After Alleged Massacre, Observers Enter Syria

BEIRUT – Arab League officials arrived in Syria yesterday to prepare for monitors overseeing an Arab peace plan, after activists said President Bashar al-Assad’s forces carried out the deadliest assault in their nine-month crackdown on protests. The Syrian Observatory for Human Right said Syrian forces killed 111 civilians and activists on Tuesday when Assad’s forces surrounded them in the hills of Idlib province and unleashed two hours of bombardment and heavy gunfire.

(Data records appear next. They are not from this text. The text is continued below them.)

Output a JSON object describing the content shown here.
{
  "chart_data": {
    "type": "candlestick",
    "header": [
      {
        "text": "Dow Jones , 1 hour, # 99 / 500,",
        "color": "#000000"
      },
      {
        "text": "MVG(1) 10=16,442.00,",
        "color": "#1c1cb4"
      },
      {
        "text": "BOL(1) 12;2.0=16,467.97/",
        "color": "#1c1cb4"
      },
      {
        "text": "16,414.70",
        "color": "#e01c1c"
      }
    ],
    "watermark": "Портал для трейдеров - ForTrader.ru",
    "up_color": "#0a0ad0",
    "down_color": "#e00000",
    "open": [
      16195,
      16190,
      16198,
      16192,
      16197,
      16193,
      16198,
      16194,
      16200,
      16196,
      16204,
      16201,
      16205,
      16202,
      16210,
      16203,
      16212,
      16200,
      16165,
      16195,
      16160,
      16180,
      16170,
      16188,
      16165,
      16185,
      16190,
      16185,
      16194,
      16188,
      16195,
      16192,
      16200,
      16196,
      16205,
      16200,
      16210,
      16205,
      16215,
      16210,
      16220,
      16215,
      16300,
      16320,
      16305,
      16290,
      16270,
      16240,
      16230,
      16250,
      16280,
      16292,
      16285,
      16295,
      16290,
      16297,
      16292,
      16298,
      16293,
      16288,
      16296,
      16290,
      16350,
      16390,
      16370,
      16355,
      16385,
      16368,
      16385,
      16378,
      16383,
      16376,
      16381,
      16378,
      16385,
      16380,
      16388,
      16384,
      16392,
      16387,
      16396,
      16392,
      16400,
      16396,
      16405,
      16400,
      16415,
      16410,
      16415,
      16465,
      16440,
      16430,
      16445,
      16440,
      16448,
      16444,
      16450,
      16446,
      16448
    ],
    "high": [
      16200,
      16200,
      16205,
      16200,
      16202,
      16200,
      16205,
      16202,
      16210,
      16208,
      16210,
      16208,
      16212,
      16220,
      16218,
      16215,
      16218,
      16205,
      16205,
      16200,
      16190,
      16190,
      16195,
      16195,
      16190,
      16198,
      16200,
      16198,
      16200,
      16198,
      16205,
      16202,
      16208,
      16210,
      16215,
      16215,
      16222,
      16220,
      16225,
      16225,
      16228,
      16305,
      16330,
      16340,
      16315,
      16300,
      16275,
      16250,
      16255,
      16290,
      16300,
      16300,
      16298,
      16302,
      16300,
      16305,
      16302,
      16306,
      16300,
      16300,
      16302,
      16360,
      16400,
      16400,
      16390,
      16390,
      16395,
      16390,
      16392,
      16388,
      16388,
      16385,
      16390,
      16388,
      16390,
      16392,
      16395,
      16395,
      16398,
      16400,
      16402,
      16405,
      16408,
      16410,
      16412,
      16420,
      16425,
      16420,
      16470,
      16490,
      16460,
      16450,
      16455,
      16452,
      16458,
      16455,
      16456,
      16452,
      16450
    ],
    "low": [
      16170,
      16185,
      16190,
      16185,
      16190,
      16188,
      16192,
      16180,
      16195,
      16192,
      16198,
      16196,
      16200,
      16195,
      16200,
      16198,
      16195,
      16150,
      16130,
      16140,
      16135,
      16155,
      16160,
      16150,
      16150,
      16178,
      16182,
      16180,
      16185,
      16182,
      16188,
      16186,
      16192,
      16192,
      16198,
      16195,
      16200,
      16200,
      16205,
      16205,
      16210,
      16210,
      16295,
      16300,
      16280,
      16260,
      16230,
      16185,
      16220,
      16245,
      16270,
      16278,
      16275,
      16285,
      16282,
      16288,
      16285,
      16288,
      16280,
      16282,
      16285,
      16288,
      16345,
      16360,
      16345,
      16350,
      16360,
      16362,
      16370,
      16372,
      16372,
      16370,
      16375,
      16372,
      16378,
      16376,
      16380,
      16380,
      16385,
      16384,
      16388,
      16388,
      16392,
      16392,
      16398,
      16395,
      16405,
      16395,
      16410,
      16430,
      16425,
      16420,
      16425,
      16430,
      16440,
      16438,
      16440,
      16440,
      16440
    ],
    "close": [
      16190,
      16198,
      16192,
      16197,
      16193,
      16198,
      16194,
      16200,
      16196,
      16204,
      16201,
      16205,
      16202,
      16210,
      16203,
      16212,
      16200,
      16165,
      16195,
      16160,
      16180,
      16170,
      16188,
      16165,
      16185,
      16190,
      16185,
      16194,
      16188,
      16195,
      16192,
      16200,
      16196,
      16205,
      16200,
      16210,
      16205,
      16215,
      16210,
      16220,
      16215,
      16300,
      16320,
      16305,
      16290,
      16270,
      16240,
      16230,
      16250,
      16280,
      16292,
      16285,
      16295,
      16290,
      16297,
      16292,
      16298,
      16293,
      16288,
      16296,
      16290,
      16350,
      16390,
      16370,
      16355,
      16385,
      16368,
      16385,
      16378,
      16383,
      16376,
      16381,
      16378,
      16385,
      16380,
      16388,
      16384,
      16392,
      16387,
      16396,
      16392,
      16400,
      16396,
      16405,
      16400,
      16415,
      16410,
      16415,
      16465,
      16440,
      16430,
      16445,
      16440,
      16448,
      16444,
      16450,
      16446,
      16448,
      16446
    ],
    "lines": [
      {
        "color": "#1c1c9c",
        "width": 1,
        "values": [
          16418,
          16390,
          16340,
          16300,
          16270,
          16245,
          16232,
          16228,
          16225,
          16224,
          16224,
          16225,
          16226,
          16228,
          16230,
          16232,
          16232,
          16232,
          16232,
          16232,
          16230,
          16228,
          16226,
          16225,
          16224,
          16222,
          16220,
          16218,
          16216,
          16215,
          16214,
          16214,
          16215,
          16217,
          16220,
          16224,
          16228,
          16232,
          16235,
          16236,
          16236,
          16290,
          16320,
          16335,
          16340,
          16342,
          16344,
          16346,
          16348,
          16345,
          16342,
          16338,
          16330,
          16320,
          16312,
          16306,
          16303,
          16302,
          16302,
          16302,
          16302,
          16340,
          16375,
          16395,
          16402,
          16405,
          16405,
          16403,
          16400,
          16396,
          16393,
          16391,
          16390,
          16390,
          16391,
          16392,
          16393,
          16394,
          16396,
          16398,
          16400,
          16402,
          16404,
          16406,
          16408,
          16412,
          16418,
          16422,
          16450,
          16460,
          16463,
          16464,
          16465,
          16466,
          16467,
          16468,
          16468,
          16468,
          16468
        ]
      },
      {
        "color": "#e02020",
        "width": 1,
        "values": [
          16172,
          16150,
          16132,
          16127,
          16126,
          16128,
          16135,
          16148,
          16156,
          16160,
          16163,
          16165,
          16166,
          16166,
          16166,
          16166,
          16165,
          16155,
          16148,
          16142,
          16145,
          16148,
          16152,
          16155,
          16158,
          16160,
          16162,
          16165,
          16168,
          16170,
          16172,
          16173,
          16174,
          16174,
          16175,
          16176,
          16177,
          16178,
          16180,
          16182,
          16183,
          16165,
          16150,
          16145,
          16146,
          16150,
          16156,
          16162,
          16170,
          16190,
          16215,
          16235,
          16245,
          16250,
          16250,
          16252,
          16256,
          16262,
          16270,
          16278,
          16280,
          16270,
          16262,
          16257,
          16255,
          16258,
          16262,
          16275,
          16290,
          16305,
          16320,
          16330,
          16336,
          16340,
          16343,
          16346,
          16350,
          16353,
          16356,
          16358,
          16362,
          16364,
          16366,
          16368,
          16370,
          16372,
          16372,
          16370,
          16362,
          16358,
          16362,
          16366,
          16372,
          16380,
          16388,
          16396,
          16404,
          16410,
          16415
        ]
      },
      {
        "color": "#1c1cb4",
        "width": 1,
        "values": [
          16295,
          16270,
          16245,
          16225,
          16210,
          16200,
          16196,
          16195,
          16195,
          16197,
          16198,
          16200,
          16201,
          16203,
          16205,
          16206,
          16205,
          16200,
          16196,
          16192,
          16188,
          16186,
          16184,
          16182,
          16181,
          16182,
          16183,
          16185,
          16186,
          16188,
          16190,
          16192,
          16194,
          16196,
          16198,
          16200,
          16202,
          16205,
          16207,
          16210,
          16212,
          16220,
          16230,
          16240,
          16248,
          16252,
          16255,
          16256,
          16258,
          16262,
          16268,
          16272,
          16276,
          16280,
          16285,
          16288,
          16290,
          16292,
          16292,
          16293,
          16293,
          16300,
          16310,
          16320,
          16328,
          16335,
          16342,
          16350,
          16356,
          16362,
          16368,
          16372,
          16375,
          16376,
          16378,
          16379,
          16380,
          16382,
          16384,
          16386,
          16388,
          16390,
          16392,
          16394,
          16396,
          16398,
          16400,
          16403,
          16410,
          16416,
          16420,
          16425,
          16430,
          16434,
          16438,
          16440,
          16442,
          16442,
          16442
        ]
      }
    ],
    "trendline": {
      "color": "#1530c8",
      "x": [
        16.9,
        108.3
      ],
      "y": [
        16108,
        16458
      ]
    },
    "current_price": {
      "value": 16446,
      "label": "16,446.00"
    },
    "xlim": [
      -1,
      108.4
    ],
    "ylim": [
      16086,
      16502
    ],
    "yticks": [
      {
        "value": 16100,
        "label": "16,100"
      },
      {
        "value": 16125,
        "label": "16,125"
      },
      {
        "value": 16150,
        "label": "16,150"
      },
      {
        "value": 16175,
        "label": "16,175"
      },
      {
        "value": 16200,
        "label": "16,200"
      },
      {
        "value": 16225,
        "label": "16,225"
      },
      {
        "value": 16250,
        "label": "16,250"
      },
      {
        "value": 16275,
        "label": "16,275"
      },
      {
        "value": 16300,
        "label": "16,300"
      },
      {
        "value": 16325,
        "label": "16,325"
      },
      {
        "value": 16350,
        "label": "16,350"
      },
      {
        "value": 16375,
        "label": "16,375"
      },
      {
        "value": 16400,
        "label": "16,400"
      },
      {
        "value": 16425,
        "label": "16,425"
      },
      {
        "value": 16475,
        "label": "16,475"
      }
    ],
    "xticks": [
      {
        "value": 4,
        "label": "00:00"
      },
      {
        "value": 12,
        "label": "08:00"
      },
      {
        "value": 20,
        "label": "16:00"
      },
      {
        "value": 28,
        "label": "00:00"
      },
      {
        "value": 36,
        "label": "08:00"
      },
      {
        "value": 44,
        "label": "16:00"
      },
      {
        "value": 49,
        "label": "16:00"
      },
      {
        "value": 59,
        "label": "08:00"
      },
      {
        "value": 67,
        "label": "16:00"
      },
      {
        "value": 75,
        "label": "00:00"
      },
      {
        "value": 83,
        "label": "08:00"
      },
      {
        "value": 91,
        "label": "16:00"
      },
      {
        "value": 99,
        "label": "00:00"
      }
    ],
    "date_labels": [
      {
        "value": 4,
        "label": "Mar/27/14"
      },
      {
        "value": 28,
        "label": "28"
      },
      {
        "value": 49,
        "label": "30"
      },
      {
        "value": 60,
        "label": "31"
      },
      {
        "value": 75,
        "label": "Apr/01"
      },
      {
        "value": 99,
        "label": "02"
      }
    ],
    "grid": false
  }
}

France branded the killings an “unprecedented massacre,” and the US said Syrian authorities had “flagrantly violated their commitment to end violence.” Another 100 army deserters were either wounded or killed, making it the “bloodiest day of the Syrian revolution.” the Britishbased Observatory’s director, Rami Abdulrahman, said. Events in Syria are hard to verify because authorities, who say they are battling terrorists who have killed more than 1,100 soldiers and police, have banned most independent reporting. Tuesday’s bloodshed brought the death toll reported by activists in the last 48 hours to more than 200. The main opposition Syrian National Council said “gruesome murders” were carried out – including the beheading of a local imam – and demanded international action to protect civilians. The escalating death toll in nine months of popular unrest has raised the specter of civil war in Syria, with Assad, 46, still trying to stamp out protests with troops and tanks despite international sanctions.